Quant aux piétons, ils mettaient le plus souvent des chausses de peau ou d’étoffe épaisse, ou de toile en double et triple épaisseur, avec grèves, souliers ou bottines (fig. 6[12]).

Ce fantassin, armé d’une vouge, est vêtu de chausses de peau avec bottines de même. Des molletières d’acier, avec cuissots et poulains, couvrent les jarrets, le haut des tibias, les genoux et le devant des cuisses. Il porte un jacque de mailles et par-dessus une brigantine avec lame d’acier sous les omoplates et petites rondelles de métal. La partie supérieure de la brigantine qui protège les épaules et les omoplates est couverte de velours orange ; la partie formant dossière, de velours vert ; la jupette est faite de satin cramoisi. Une boce est attachée à la poignée de l’épée, dont le fourreau est couvert de velours saumon. Il est coiffé d’une salade avec couvre-nuque articulé.

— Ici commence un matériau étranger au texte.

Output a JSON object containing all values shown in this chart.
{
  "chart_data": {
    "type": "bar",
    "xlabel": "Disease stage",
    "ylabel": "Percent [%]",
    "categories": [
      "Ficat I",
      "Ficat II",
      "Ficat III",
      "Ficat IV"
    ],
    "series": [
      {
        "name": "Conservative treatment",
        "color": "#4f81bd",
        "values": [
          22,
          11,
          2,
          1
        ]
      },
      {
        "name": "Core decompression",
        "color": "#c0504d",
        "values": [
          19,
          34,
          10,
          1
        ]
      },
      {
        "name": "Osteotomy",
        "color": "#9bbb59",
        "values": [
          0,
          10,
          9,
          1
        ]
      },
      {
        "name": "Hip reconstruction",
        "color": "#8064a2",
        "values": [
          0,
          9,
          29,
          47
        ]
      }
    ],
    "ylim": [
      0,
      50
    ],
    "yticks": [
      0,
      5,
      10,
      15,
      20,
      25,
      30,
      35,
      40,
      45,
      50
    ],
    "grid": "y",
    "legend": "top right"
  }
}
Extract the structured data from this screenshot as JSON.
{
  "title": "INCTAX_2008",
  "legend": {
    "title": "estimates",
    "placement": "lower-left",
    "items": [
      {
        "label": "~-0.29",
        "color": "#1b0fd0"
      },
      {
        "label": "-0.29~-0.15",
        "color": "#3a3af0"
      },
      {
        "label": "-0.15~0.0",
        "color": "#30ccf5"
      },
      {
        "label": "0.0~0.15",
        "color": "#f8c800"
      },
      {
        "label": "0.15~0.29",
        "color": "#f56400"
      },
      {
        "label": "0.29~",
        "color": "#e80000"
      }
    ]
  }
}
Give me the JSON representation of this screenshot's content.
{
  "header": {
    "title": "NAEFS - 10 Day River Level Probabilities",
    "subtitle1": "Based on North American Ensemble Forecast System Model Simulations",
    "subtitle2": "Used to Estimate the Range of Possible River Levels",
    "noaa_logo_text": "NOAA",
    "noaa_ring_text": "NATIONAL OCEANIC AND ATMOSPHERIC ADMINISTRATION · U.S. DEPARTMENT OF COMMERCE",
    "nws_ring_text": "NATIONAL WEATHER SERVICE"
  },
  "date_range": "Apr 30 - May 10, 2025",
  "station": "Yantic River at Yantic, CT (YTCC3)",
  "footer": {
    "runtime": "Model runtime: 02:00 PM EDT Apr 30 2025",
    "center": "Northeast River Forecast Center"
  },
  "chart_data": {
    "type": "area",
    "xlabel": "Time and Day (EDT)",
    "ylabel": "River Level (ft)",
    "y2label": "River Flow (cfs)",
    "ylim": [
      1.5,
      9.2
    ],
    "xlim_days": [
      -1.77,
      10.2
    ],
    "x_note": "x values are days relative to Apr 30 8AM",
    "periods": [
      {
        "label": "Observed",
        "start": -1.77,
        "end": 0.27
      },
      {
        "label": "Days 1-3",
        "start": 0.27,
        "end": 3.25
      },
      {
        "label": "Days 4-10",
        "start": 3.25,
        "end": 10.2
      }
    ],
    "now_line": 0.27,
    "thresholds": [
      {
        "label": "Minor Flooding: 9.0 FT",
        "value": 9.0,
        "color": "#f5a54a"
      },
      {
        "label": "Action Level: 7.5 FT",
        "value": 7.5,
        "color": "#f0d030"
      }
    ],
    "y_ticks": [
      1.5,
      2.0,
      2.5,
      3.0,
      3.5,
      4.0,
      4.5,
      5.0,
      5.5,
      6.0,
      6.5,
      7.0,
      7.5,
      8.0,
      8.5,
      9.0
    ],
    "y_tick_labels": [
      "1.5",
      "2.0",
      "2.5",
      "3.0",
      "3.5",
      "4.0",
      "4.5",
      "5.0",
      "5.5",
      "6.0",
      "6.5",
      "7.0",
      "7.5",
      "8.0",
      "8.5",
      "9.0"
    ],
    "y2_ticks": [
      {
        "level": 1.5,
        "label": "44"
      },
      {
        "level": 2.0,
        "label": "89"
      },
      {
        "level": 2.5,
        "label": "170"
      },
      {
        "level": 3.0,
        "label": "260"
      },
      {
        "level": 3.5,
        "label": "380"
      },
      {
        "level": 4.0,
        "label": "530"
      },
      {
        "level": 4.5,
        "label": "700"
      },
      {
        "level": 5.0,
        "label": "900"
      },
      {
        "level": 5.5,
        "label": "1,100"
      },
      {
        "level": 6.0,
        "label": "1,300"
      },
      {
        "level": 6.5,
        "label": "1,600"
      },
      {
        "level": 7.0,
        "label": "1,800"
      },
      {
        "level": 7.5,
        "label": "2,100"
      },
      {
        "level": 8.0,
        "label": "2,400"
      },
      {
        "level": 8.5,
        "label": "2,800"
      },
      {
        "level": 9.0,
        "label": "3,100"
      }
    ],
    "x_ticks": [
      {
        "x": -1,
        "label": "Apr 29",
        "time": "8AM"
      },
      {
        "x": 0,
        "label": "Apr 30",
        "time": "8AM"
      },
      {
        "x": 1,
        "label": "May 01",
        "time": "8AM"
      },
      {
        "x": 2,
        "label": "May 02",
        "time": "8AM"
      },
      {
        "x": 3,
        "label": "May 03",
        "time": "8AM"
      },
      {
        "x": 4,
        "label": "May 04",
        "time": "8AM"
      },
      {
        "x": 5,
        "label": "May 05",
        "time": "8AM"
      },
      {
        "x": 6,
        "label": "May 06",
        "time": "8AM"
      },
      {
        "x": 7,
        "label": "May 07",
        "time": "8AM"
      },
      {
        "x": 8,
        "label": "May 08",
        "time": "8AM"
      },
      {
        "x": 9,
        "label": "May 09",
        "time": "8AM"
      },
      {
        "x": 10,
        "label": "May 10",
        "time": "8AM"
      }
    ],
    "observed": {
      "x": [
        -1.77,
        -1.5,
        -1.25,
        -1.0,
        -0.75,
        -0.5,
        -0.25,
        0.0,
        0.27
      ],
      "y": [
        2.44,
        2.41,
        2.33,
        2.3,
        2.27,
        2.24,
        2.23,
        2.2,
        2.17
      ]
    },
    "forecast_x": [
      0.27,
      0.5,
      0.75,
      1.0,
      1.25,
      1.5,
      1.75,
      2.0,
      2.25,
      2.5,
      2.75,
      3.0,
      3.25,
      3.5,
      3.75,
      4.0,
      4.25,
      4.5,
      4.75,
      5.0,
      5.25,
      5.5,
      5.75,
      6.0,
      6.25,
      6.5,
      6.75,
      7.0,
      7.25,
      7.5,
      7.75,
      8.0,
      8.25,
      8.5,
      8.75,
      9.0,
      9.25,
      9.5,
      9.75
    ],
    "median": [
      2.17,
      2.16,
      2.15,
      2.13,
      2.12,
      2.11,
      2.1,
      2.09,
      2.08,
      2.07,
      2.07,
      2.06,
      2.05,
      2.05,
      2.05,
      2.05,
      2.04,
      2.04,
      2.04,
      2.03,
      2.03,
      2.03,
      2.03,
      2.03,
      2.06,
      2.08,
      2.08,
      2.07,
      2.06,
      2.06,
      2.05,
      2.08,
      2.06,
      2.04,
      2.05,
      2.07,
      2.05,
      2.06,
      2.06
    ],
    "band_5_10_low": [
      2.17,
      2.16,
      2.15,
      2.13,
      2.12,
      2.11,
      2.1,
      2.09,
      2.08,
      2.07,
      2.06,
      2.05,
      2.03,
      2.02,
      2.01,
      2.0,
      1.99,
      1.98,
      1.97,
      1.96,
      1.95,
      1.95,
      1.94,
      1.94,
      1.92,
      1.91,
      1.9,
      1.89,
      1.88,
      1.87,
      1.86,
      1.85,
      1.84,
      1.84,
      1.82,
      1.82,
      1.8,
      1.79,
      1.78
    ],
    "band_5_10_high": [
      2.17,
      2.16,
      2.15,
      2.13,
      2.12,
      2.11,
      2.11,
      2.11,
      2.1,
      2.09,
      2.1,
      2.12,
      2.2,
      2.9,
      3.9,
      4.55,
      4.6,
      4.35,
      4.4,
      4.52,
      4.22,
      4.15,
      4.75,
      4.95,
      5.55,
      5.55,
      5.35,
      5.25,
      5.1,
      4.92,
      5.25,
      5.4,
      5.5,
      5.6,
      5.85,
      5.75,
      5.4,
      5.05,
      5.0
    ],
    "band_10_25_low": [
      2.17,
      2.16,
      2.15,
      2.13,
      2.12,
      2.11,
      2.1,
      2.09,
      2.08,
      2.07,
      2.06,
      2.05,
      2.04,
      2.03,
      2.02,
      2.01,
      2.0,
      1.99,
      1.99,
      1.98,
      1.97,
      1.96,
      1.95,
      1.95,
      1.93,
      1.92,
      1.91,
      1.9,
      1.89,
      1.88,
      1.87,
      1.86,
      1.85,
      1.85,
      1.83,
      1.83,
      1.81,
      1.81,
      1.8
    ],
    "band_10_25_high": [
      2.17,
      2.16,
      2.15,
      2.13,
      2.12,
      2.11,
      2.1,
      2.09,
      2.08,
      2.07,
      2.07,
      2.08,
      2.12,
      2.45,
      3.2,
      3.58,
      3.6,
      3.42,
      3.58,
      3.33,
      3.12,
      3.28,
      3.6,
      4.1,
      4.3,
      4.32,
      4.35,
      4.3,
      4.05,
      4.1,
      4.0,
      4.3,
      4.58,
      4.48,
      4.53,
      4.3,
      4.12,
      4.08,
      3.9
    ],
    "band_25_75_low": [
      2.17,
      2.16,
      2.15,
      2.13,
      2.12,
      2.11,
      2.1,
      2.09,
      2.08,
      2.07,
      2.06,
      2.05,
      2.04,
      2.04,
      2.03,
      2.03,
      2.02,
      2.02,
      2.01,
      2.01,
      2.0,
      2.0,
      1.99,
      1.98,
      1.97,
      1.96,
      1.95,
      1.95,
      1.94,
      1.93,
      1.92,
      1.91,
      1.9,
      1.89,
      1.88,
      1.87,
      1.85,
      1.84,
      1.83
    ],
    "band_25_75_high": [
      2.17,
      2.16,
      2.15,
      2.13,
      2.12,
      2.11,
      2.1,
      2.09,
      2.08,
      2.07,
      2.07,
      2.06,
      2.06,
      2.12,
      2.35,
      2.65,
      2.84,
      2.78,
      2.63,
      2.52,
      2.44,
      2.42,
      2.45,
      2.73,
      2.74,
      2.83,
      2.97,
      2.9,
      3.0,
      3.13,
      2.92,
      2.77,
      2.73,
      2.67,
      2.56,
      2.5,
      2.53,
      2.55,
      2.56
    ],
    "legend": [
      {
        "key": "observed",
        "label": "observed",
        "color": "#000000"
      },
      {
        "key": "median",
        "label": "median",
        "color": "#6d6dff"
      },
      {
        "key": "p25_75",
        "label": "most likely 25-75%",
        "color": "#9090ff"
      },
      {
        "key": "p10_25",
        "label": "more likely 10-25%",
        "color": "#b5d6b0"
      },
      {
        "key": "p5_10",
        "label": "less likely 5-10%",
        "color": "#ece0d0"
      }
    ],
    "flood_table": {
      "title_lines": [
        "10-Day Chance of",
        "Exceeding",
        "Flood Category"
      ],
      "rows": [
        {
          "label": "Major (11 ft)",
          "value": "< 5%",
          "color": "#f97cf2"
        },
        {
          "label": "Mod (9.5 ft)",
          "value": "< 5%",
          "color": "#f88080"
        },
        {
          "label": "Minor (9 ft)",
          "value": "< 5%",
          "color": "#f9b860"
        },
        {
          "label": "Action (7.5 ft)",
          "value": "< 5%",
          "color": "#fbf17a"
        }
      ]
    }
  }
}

  1. La Conquête de Jérusalem, chant vii, vers 7246 et suiv., publ. par C. Hippeau.
  2. Ibid, vers 7310.
  3. Voyez Armure, fig. 13 et 15.
  4. Vers 3099.
  5. Vers 5883.
  6. Vers 6399.
  7. Ancienne collect. de M. le comte de Nieuwerkerke.
  8. xve siècle, publié par M. René de Belleval, Du costume militaire des Français en 1446.
  9. Manuscr. Biblioth. nation., latin, n°757, vignettes de facture italienne.
  10. Statue d’Ulrich, landgrave d’Alsace, église Saint-Guillaume à Strasbourg.
  11. Manusrr. Biblioth. nation., Lancelot du Lac, français, livr. ii (1390 environ).
  12. Manuscr. Biblioth. nation., Quinte-Curce, trad. française, dédié à Charles le Téméraire.